Berlin.

Auch wenn die großen Parteien bei der Bundestagswahl quasi auf jedem Wahlplakat mit ihren Kanzlerkandidaten warben – die Bürger wählten CDU-Chefin Angela Merkel oder den damaligen SPD-Chef Martin Schulz nur indirekt. Sie stimmen bei Bundestagswahlen „nur“ über die Zusammensetzung des Parlaments ab. Es ist laut Grundgesetz Aufgabe der gewählten Abgeordneten, dann den Kanzler oder die Kanzlerin zu wählen. Abgestimmt wird dabei ohne Debatte und geheim in Wahlkabinen. So auch an diesem Mittwochmorgen, wenn sich Angela Merkel der Wahl stellt. Und so ist das Prozedere:


Steinmeier schlägt Merkel vor

Der Bundespräsident schlägt dem Parlament einen Kandidaten vor. So steht es im Artikel 63 Absatz 1 des Grundgesetzes. Rechtlich darf er dabei zwar frei entscheiden, bislang hat er aber stets den Kandidaten der bei der Wahl stärksten Partei vorgeschlagen. So auch diesmal: Am 5. März hatte Frank-Walter Steinmeier die CDU-Vorsitzende und geschäftsführende Kanzlerin Angela Merkel zur Wiederwahl vorgeschlagen. Der Kandidat oder die Kandidatin muss übrigens kein Mitglied des Bundestags sein.
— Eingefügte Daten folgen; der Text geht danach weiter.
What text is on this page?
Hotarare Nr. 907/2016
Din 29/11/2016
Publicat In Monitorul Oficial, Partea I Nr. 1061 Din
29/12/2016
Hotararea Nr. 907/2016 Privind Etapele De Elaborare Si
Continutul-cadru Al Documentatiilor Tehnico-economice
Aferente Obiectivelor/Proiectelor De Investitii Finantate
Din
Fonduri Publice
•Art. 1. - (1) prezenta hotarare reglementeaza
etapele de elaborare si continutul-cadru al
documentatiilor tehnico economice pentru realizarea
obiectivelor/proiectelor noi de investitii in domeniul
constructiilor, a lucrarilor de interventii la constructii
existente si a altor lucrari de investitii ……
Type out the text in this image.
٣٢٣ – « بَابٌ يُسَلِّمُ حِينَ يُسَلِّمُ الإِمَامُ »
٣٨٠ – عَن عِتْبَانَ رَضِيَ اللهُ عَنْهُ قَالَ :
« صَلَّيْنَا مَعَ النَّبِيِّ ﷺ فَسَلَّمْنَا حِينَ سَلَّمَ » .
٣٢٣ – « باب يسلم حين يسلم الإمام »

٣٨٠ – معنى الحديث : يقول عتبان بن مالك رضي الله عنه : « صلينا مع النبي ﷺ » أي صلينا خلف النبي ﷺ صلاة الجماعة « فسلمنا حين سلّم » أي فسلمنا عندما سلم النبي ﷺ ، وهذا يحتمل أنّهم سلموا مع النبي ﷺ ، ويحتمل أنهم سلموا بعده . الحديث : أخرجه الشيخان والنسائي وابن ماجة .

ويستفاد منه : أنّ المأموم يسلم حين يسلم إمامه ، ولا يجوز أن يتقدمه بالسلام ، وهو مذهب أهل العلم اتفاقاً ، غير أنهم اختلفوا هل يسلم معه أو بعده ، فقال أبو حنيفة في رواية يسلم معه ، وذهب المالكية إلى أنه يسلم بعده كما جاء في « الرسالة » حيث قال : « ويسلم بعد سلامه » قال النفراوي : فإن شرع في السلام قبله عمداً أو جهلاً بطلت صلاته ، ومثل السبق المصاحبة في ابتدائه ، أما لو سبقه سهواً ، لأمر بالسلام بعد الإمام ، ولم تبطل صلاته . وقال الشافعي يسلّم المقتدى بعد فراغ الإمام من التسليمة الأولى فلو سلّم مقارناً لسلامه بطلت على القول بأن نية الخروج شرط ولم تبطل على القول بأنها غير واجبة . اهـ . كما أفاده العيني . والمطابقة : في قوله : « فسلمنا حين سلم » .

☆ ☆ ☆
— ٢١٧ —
Dann ist das Parlament am Zug
Nötig zur Wahl ist die sogenannte Kanzlermehrheit – also die absolute Mehrheit an Stimmen der Abgeordneten. Bei aktuell 709 Abgeordneten braucht Merkel also mindestens 355 Stimmen. Die Mehrheit dürfte ihr sicher sein – Union und SPD verfügen über insgesamt 399 Abgeordnete. Sollte die Kanzlerwahl beim ersten Mal nicht klappen, folgen weitere Wahlgänge. Scheitern sämtliche Versuche, eine Mehrheit zu finden, kann das Verfahren in eine Minderheitsregierung oder eine Neuwahl münden. Bisher wählten die Abgeordneten den Kanzler aber stets im ersten Wahlgang.


Nach der Abstimmung die Vereidigung
Bekommt Merkel die Mehrheit, nimmt sie die Wahl an und wird anschließend von Steinmeier im Schloss Bellevue ernannt. Danach leistet Merkel im Bundestag ihren Amtseid. Die Minister fahren danach ebenfalls zum Amtssitz des Bundespräsidenten, bekommen ihre Ernennungsurkunde, leisten im Anschluss ihren Eid im Bundestag und dürfen dann auf der Regierungsbank Platz nehmen.


Welcher Eid wird geleistet?

Der Eid für den Bundespräsidenten, den Bundeskanzler und die Minister ist im Artikel 56 des Grundgesetzes festgeschrieben: „Ich schwöre, dass ich meine Kraft dem Wohle des deutschen Volkes widmen, seinen Nutzen mehren, Schaden von ihm wenden, das Grundgesetz und die Gesetze des Bundes wahren und verteidigen, meine Pflichten gewissenhaft erfüllen und Gerechtigkeit gegen jedermann üben werde. So wahr mir Gott helfe.“ Der religiöse Zusatz kann weggelassen werden. So hatte der frühere SPD-Kanzler Gerhard Schröder 1998 und 2002 darauf verzichtet.